Why this matters for you
Slow apps lose users and cost money (and, on a cloud, literal dollars in compute and egress). But the deeper payoff is judgment: knowing not to optimize is as valuable as knowing how. The engineer who profiles, fixes the one real bottleneck, and ships beats the one who hand-tunes code that was never slow — every time.
Going further (optional)
This page plus the First step below are self-contained — you don't need to leave the site to learn or apply this. If you want to go even deeper, these are the best tools and resources:
Open Chrome DevTools → Performance, record a page interaction, and read the flame chart — find the longest bar. Run Lighthouse on a real page and fix its top recommendation. For the backend, EXPLAIN ANALYZE your slowest query (see Advanced SQL). For the deep backend theory, Designing Data-Intensive Applications (Kleppmann) is the canonical book; Brendan Gregg's work is the reference for systems profiling and flame graphs.
First step
Pick your slowest page or endpoint. Before changing anything, measure it (DevTools Performance for frontend, EXPLAIN ANALYZE or an APM trace for backend) and write down where the time actually goes. You'll almost certainly find it's somewhere other than you guessed — usually a query or a waterfall of round trips. Fix that one thing, re-measure, and confirm the number moved. That loop is performance engineering.
Common mistakes
- Optimizing without profiling. Your guess about the bottleneck is usually wrong. Measure first, fix the biggest contributor, re-measure. Always.

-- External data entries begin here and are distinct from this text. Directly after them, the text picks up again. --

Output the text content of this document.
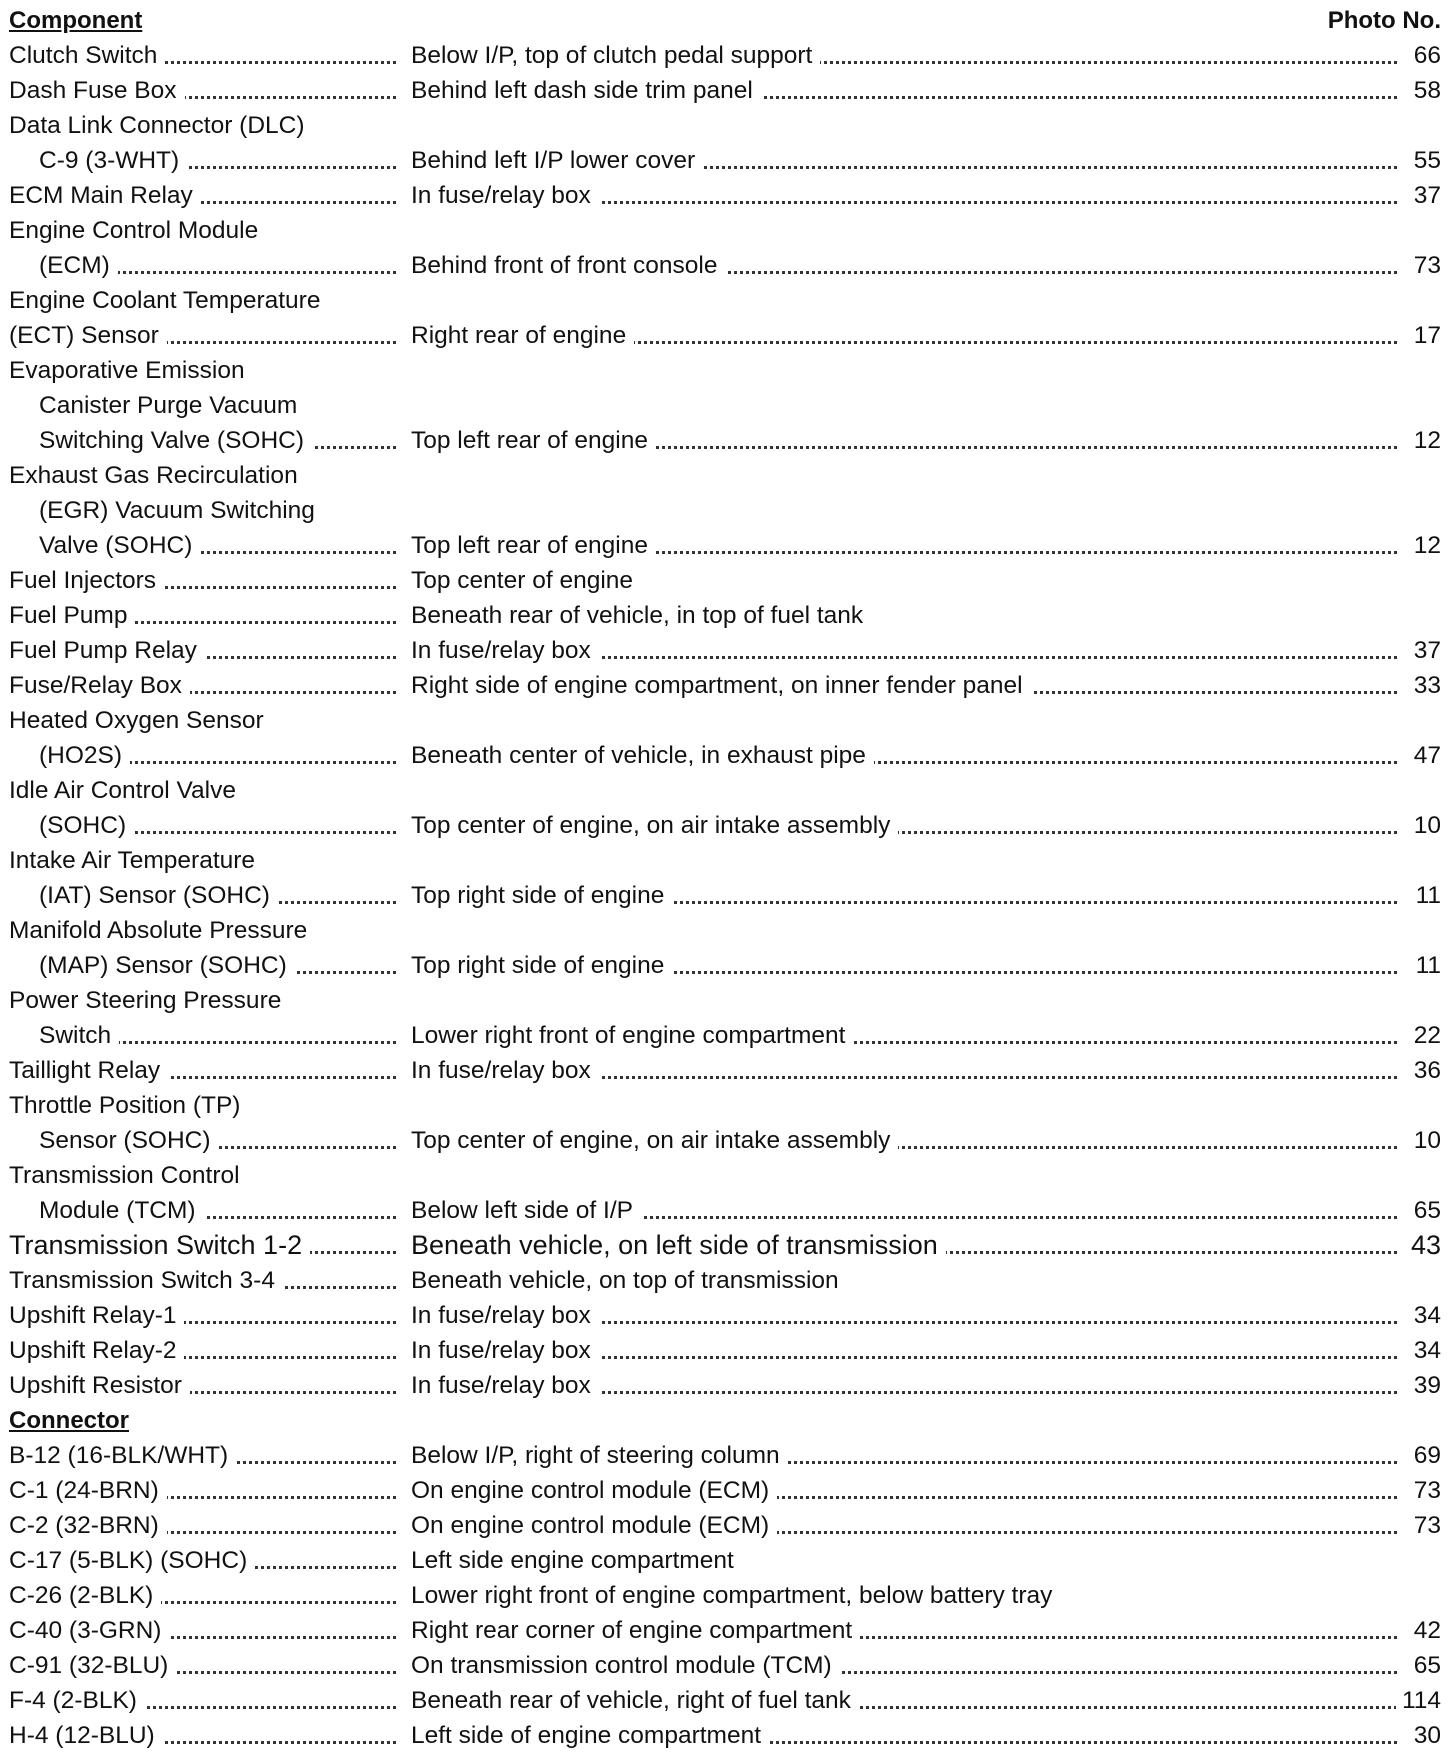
Component	Photo No.
Clutch Switch	Below I/P, top of clutch pedal support	66
Dash Fuse Box	Behind left dash side trim panel	58
Data Link Connector (DLC)
C-9 (3-WHT)	Behind left I/P lower cover	55
ECM Main Relay	In fuse/relay box	37
Engine Control Module
(ECM)	Behind front of front console	73
Engine Coolant Temperature
(ECT) Sensor	Right rear of engine	17
Evaporative Emission
Canister Purge Vacuum
Switching Valve (SOHC)	Top left rear of engine	12
Exhaust Gas Recirculation
(EGR) Vacuum Switching
Valve (SOHC)	Top left rear of engine	12
Fuel Injectors	Top center of engine
Fuel Pump	Beneath rear of vehicle, in top of fuel tank
Fuel Pump Relay	In fuse/relay box	37
Fuse/Relay Box	Right side of engine compartment, on inner fender panel	33
Heated Oxygen Sensor
(HO2S)	Beneath center of vehicle, in exhaust pipe	47
Idle Air Control Valve
(SOHC)	Top center of engine, on air intake assembly	10
Intake Air Temperature
(IAT) Sensor (SOHC)	Top right side of engine	11
Manifold Absolute Pressure
(MAP) Sensor (SOHC)	Top right side of engine	11
Power Steering Pressure
Switch	Lower right front of engine compartment	22
Taillight Relay	In fuse/relay box	36
Throttle Position (TP)
Sensor (SOHC)	Top center of engine, on air intake assembly	10
Transmission Control
Module (TCM)	Below left side of I/P	65
Transmission Switch 1-2	Beneath vehicle, on left side of transmission	43
Transmission Switch 3-4	Beneath vehicle, on top of transmission
Upshift Relay-1	In fuse/relay box	34
Upshift Relay-2	In fuse/relay box	34
Upshift Resistor	In fuse/relay box	39
Connector
B-12 (16-BLK/WHT)	Below I/P, right of steering column	69
C-1 (24-BRN)	On engine control module (ECM)	73
C-2 (32-BRN)	On engine control module (ECM)	73
C-17 (5-BLK) (SOHC)	Left side engine compartment
C-26 (2-BLK)	Lower right front of engine compartment, below battery tray
C-40 (3-GRN)	Right rear corner of engine compartment	42
C-91 (32-BLU)	On transmission control module (TCM)	65
F-4 (2-BLK)	Beneath rear of vehicle, right of fuel tank	114
H-4 (12-BLU)	Left side of engine compartment	30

- Micro-optimizing the wrong layer. Shaving nanoseconds off a function while a 400ms query sits on the hot path. The network and the database dominate; start there.
- Ignoring N+1 and missing indexes. The two most common backend slowdowns, both invisible until you look at the emitted SQL / query plan.
- Optimizing the average instead of p99. A great average can hide a miserable slow tail. Track and optimize the percentiles real users land in.
- Serial I/O that could be parallel. Awaiting independent calls one by one. Use
Promise.allfor anything that doesn't depend on the previous result. - No performance budget — optimizing forever. Past a threshold users can't tell, and the time is better spent elsewhere. Set a budget, hit it, ship. Don't chase invisible milliseconds.